- Theatrical release poster
- Directed by: Laurence Dunmore
- Screenplay by: Stephen Jeffreys
- Based on: The Libertine (play) by Stephen Jeffreys
- Produced by: John Malkovich Lianne Halfon Russell Smith
- Starring: Johnny Depp Samantha Morton John Malkovich
- Cinematography: Alexander Melman
- Edited by: Jill Bilcock
- Music by: Michael Nyman
- Production companies: Isle of Man Film Odyssey Entertainment
- Distributed by: Entertainment Film Distributors (United Kingdom) Roadshow Entertainment (Australia) The Weinstein Company (United States) Odyssey Entertainment (Overseas)
- Release dates: 11 November 2005 (AFI Fest); 18 November 2005 (United Kingdom);
- Running time: 114 minutes
- Countries: United Kingdom United States Australia
- Language: English
- Box office: $10.9 million

= The Libertine (2005 film) =

2005 British-Australian drama film

The Libertine is a 2005 period drama film, the first film directed by Laurence Dunmore. It was adapted by Stephen Jeffreys from his play of the same name, and stars Johnny Depp and Samantha Morton as John Wilmot, 2nd Earl of Rochester and Elizabeth Barry, with John Malkovich, Rosamund Pike, Rupert Friend, and Kelly Reilly in supporting roles. Set in 1675 England, the film chronicles the life of the decadent but brilliant Earl of Rochester, who is asked by King Charles II to write a play celebrating his reign, while simultaneously training Elizabeth Barry to improve her acting.

The film was shot on location on the Isle of Man and Wales. The setting for Rochester's home of Adderbury house was filmed on location at Montacute House, Montacute, Somerset and Charlecote Park, Warwickshire.

== Plot ==
In 1675, John Wilmot, Second Earl of Rochester, delivers a prologue of themes of his fondness for drink, his sexual proclivities, and his disdain for his audience.

King Charles II retracts his banishment of the earl as he has need of him in the House of Lords. Back in London, Rochester finds his "Merry Gang" friends, George Etherege and Charles Sackville, in a bawdy house. Rochester encounters on the street the thief Alcock. Impressed by his dishonesty, Rochester hires him as his gentleman. The Merry Gang introduce Rochester to its newest member, 18-year-old Billy Downs. Rochester warns Downs, "Young man, you will die of this company."

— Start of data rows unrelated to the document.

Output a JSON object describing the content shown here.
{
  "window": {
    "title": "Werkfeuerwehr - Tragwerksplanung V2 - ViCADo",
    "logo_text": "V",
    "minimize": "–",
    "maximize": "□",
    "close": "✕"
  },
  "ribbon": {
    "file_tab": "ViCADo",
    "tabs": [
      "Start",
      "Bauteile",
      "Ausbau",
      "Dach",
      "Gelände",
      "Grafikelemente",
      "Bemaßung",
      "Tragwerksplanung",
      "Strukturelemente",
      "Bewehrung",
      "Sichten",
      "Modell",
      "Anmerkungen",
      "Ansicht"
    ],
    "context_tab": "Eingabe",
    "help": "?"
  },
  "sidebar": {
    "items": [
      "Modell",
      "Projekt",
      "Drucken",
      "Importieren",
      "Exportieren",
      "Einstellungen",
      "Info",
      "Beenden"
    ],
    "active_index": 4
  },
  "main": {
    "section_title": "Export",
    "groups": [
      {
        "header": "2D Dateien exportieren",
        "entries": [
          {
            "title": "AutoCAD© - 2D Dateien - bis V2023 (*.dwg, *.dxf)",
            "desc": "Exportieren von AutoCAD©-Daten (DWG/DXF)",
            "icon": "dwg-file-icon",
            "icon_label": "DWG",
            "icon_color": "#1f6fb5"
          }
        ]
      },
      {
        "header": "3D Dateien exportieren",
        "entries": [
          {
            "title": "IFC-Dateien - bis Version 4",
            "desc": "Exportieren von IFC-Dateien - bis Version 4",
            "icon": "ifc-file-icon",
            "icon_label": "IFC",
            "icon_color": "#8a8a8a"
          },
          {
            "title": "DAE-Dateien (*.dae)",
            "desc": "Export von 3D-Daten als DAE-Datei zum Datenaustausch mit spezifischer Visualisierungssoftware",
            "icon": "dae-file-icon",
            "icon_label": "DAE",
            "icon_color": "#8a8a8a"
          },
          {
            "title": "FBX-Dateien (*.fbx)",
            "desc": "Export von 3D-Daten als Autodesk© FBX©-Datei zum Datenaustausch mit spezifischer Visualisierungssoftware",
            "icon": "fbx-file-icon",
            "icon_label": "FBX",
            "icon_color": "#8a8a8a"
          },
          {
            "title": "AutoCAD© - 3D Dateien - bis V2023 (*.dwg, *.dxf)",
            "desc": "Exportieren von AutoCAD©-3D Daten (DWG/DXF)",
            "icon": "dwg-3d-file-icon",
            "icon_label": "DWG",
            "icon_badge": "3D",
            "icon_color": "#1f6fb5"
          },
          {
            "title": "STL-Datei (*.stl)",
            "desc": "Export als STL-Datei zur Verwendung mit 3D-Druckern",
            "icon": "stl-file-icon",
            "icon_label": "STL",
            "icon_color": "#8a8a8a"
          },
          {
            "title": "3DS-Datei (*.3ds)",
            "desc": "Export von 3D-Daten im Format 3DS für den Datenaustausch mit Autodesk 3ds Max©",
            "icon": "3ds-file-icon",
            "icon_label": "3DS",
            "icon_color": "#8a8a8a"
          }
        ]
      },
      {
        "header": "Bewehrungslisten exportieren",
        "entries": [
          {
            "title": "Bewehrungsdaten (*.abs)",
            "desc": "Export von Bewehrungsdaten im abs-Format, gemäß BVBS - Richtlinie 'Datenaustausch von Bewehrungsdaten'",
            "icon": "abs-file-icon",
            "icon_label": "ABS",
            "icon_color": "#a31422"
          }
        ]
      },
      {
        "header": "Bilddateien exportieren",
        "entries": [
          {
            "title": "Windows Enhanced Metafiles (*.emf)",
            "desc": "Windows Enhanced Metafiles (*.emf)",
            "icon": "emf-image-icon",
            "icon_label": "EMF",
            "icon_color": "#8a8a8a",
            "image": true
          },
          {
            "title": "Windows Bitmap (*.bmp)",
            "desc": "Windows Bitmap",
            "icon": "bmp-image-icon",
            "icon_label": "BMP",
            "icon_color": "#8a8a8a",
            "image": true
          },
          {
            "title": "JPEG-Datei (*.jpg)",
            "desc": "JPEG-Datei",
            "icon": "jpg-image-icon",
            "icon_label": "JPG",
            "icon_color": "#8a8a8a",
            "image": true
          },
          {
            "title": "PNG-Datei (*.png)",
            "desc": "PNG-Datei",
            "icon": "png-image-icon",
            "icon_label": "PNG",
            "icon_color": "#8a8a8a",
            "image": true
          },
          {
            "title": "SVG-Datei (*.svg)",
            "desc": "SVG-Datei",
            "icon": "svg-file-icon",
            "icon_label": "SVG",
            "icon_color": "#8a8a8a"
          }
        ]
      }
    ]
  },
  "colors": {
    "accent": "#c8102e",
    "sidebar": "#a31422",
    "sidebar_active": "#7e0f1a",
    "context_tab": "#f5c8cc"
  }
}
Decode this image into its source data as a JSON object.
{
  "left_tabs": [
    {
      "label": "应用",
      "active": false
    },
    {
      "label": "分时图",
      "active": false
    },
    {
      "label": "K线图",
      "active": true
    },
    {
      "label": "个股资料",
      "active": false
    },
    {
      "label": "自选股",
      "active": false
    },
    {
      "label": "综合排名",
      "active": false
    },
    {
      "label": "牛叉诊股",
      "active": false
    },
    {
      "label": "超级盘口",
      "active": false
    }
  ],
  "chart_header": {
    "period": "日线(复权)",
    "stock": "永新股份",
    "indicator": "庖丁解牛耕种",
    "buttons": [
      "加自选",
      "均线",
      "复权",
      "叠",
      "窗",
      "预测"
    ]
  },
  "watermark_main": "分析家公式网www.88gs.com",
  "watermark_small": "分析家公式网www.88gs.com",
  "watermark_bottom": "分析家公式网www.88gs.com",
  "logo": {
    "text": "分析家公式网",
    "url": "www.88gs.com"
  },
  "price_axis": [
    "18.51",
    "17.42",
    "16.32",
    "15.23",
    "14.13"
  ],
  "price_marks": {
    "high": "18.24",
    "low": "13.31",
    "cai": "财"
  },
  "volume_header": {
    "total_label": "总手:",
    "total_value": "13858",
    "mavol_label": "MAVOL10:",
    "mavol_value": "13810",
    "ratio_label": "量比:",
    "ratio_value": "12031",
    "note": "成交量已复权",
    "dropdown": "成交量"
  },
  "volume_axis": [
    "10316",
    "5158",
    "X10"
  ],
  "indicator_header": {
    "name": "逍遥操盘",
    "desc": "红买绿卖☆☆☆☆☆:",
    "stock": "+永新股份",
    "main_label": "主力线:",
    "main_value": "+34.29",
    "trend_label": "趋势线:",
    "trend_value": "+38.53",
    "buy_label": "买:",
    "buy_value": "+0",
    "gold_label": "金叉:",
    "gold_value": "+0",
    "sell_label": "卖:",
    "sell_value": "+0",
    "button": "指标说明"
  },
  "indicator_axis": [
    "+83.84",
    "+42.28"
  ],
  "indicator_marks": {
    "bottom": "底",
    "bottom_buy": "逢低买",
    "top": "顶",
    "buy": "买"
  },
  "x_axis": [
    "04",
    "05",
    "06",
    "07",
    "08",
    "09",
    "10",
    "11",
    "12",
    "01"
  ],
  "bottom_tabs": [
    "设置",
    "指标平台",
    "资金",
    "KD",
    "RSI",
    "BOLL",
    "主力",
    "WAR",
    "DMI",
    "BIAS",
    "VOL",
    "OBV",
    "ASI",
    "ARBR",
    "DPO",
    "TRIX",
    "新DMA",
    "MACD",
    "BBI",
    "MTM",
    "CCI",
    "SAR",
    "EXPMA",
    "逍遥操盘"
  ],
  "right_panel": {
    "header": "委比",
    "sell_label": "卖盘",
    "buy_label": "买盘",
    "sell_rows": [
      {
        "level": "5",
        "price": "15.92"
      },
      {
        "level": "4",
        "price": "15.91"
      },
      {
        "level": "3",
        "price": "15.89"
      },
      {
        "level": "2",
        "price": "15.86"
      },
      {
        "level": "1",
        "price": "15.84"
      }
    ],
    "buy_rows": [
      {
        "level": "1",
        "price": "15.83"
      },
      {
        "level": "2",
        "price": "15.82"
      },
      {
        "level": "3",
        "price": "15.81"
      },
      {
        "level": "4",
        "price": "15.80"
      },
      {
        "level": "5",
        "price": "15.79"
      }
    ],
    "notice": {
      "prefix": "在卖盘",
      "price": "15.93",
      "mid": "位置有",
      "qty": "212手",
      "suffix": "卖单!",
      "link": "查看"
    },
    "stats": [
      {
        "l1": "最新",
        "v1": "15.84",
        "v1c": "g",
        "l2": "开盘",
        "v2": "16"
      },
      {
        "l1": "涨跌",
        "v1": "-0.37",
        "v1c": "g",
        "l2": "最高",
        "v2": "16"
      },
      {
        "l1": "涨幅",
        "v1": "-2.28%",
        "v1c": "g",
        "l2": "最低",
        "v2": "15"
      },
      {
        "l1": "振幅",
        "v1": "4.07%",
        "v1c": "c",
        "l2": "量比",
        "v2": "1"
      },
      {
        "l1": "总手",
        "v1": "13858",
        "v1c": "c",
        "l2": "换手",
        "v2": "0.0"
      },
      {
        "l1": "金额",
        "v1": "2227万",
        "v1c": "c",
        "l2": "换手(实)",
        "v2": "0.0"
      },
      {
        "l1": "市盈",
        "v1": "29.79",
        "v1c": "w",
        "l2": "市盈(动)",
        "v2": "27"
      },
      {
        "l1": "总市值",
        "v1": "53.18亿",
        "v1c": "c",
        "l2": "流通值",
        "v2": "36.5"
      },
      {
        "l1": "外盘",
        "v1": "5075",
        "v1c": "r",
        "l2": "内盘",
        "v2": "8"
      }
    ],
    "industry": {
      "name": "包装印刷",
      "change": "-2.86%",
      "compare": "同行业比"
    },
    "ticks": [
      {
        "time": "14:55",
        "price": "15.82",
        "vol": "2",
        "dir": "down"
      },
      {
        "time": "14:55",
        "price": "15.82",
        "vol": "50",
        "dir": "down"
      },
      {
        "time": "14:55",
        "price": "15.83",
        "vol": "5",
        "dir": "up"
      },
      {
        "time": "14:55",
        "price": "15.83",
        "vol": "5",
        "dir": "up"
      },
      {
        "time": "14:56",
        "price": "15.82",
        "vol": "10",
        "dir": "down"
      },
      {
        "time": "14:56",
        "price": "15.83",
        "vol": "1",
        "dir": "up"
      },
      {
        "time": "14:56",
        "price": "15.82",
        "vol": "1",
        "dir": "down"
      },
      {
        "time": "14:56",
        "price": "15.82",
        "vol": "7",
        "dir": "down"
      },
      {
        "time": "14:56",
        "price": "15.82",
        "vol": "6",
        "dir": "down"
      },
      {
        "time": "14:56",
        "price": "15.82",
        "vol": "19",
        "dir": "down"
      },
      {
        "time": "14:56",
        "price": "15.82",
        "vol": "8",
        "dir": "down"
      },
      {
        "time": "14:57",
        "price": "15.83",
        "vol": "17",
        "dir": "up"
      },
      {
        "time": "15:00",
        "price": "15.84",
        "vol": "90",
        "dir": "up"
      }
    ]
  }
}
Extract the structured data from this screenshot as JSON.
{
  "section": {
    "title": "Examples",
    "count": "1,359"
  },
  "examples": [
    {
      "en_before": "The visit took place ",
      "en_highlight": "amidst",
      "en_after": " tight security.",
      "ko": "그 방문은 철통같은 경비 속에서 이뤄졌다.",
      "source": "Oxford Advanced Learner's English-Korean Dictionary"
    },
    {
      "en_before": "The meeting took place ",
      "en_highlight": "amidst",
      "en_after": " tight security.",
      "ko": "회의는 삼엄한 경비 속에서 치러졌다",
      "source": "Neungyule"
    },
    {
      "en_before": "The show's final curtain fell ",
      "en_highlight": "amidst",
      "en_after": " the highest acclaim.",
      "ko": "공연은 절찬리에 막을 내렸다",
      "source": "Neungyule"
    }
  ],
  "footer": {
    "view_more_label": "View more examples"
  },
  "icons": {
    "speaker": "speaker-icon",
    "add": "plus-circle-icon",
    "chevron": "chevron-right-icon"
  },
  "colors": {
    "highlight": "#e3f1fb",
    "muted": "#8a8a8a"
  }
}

The Merry Gang attend a play where the actress Elizabeth Barry is booed off the stage, then refuses to participate in a curtain call and is fired. Rochester is taken with Barry, secures her re-employment with the theatre company, and undertakes to coach her in acting. Barry's acting improves dramatically and she delivers a brilliant performance in her next production. The King approaches Barry to spy on Rochester as to the progress of the intended tribute to the French Ambassador.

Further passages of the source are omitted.